Supplemental disclosures of cash flow information:
           
Cash paid during the periods for:
           
Interest - continuing operations
  $ 309     $ 331  
Interest - discontinued operations
  $ 204     $ 204  
Income taxes
  $ -     $ 3  

Earnings Per Share. Basic earnings per common share amounts are based on the weighted average number of common shares outstanding.
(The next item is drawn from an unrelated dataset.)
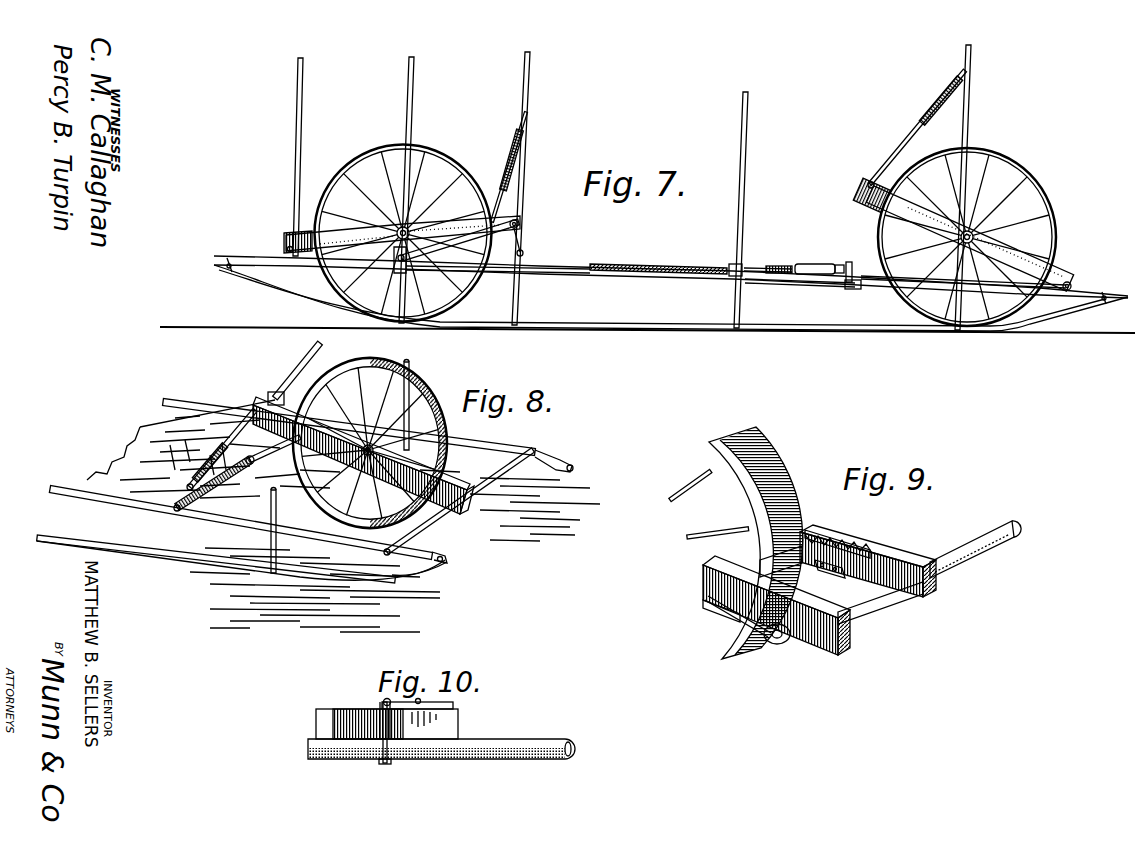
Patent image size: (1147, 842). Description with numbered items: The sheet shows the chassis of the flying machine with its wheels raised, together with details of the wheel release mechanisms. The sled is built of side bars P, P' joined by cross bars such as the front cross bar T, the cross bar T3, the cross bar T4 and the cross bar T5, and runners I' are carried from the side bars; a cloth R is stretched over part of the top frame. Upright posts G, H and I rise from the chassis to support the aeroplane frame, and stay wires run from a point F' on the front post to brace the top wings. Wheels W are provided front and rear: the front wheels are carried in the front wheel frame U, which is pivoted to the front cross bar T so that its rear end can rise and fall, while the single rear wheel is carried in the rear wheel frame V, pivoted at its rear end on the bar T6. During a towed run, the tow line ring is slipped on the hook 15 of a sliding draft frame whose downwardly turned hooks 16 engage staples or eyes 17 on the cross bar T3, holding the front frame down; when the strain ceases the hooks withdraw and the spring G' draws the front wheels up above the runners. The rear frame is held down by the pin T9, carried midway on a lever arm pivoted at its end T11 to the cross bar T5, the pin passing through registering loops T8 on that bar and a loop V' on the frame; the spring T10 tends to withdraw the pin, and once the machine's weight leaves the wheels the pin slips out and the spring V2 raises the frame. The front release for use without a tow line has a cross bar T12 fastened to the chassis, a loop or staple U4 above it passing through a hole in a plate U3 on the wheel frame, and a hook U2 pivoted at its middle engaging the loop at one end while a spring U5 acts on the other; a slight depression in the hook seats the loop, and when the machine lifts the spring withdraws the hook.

Diluted earnings per share amounts are based on the weighted average number of common shares outstanding, plus the incremental shares that would have been outstanding upon the assumed exercise of all potentially dilutive stock options, warrants and convertible preferred stock, subject to anti-dilution limitations using the treasury stock method.

Stock options and warrants to purchase or otherwise obtain shares of common stock were not included in the fully diluted computation for earnings per share as their exercise prices were greater than the market price of the common shares as of December 31, 2011 and 2010.